The summer before sixth grade, my school assigned a teacher to tutor me at home so that I could try to catch up before the beginning of the year, but by then my mother had found a tick bite on my body, and I spent the summer in bed with tick fever.

That September, the first day of school loomed ahead of me. I always dreaded the first day back. I can still remember the feeling of rising panic in the pit of my stomach as I thought about the school bus pulling in to the circle in front of our school. I didn’t have friends at school; I wasn’t part of any friendship group because I was never there. The other kids teased me, calling me names.

I remember standing in our laundry room the day before my first day of sixth grade. My mother was quietly folding the clean clothing; the air in the laundry room was warm, and the washing machine hummed its familiar tune, but I was worried. I had just climbed the stairs and was a little out of breath, so I decided to put my hand on my chest. I could feel my heart pounding wildly beneath my fingers; I’d never felt my heart racing like this before. I tugged at my mother’s blouse, getting her attention. I asked her if she could hear my heart beating, and she said yes. Then she put her hand to my chest. I could tell from her expression that something was very wrong.

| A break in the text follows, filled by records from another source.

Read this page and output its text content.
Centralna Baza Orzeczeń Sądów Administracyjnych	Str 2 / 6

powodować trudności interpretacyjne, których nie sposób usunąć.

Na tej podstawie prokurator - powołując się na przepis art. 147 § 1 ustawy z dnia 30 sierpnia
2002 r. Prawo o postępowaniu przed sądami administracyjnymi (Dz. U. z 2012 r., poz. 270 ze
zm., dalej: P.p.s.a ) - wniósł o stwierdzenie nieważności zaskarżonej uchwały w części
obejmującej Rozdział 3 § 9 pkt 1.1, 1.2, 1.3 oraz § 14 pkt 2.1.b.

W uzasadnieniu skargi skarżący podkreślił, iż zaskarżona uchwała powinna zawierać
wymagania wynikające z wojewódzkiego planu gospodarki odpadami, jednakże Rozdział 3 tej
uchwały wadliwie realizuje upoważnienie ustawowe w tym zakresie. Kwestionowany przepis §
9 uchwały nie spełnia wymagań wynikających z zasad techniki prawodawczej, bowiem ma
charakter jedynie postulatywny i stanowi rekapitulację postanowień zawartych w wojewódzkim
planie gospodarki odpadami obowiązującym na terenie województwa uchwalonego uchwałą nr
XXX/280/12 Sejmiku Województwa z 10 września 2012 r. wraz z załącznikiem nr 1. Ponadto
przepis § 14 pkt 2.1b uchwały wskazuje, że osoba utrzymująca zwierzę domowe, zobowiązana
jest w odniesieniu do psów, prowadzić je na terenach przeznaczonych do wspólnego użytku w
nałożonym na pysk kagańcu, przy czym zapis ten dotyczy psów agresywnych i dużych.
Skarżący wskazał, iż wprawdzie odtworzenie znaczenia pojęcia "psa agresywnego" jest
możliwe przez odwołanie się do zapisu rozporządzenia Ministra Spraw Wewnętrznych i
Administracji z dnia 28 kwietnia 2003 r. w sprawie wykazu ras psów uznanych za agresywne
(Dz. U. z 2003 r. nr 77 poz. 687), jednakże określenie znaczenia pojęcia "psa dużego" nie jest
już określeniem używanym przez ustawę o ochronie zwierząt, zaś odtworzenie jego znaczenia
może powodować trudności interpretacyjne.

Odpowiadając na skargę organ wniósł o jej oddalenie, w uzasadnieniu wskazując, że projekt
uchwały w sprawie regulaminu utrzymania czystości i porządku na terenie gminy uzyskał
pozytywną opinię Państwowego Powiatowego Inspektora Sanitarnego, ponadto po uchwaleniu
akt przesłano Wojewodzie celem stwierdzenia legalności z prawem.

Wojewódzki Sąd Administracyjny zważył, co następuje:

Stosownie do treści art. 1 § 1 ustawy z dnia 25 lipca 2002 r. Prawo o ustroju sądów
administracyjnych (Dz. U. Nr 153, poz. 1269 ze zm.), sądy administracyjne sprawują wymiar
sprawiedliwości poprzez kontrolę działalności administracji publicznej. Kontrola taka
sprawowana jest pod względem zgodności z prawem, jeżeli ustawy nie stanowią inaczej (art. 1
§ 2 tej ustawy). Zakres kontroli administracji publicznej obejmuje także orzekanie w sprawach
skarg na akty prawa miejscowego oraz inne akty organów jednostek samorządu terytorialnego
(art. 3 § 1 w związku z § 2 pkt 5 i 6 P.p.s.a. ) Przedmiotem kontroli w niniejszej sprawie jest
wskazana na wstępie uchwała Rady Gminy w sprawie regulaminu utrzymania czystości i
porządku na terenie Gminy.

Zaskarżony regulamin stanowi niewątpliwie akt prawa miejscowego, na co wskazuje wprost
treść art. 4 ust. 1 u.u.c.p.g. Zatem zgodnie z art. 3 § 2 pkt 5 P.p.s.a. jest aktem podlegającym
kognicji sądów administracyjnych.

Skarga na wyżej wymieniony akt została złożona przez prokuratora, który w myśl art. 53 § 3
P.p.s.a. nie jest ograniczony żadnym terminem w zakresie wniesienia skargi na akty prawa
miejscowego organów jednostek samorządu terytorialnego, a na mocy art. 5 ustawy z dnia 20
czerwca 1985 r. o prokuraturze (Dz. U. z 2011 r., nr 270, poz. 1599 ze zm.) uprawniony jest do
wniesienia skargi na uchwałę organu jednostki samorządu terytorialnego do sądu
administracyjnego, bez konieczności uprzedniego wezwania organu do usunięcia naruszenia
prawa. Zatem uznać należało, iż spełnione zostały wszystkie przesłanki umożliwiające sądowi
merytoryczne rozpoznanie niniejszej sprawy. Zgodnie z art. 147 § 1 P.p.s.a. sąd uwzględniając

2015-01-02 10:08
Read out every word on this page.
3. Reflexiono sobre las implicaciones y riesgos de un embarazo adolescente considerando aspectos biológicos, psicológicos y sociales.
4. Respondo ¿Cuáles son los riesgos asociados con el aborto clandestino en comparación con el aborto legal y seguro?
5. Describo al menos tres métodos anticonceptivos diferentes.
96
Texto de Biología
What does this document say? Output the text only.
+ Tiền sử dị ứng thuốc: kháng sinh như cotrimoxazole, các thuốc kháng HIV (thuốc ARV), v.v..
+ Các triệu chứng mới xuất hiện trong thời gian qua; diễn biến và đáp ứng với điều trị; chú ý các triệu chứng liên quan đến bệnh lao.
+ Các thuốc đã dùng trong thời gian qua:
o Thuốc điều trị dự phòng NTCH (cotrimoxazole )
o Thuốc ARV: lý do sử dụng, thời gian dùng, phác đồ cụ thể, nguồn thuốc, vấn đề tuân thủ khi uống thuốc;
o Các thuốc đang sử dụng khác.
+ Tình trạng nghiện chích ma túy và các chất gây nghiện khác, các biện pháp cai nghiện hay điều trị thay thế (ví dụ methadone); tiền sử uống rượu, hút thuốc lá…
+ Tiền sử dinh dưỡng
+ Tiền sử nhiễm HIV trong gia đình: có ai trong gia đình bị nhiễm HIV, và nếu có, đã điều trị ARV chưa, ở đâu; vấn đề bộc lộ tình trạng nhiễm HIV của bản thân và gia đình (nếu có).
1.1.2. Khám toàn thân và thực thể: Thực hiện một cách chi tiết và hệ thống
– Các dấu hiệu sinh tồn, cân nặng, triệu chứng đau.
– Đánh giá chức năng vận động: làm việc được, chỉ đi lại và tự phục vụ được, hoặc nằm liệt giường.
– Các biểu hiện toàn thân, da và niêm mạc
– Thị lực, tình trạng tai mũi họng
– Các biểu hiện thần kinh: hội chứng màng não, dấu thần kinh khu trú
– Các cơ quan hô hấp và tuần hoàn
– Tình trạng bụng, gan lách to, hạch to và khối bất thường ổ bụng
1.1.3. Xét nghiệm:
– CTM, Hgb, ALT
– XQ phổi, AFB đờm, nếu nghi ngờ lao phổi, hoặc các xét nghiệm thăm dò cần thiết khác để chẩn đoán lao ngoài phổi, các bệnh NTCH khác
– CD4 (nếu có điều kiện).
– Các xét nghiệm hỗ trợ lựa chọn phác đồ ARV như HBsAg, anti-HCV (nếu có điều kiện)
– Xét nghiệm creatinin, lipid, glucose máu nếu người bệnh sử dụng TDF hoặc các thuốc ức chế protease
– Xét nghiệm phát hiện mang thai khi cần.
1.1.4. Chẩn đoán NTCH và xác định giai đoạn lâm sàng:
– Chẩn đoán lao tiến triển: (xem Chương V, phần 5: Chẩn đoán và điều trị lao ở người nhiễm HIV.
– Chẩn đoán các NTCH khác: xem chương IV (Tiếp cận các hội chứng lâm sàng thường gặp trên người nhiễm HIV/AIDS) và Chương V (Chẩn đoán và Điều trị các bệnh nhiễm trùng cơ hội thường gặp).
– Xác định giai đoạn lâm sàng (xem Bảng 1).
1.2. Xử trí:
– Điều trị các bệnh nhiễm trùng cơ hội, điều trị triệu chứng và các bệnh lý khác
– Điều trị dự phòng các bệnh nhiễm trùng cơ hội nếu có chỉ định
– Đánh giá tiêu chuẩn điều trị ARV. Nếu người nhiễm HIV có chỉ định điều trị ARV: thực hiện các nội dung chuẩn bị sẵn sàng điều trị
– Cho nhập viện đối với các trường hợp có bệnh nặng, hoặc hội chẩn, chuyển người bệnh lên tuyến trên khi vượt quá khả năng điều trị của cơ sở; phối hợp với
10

The next day we drove into Manhattan to see a cardiologist. I don’t remember anything about his assessment of me, but I do know that my mother was so worried about my heart problem, I didn’t go to school for the rest of the year.

By now, a pattern had been established. My mother kept me home from school, which meant that I was afraid to go to school, which meant I then colluded with her to make sure I didn’t have to go to school. We were trapped in this vicious cycle together.

*   *   *

MEANWHILE, IN PHILADELPHIA, Robin was in trouble. That November, on my twelfth birthday, my eighteen-year-old sister was arrested at an anti–Vietnam War protest for “contemptuous display” of the American flag. She had been seen with a group of people who were dragging the Stars and Stripes along the ground. I knew about the antiwar marches and demonstrations because I had seen them on the news; now I learned that my sister had joined the movement. Like so many young people at that time, Robin was passionate about ending a war that had already sent tens of thousands of young American men to their deaths. Later, I learned that my sister was writing volumes of poetry and song lyrics about the injustices of the times. After her arrest, Robin pleaded not guilty but was sentenced to pay a fine of fifty dollars or serve five days in jail. She spent one day and one night in jail, at which point the father of a friend of hers paid the fine. Robin was released, but the experience of being arrested didn’t stop her from protesting; quite the opposite. She became a volunteer for Vietnam Veterans Against the War. She had ambitions to be a singer-songwriter, and was playing her guitar and performing at protests up and down the East Coast.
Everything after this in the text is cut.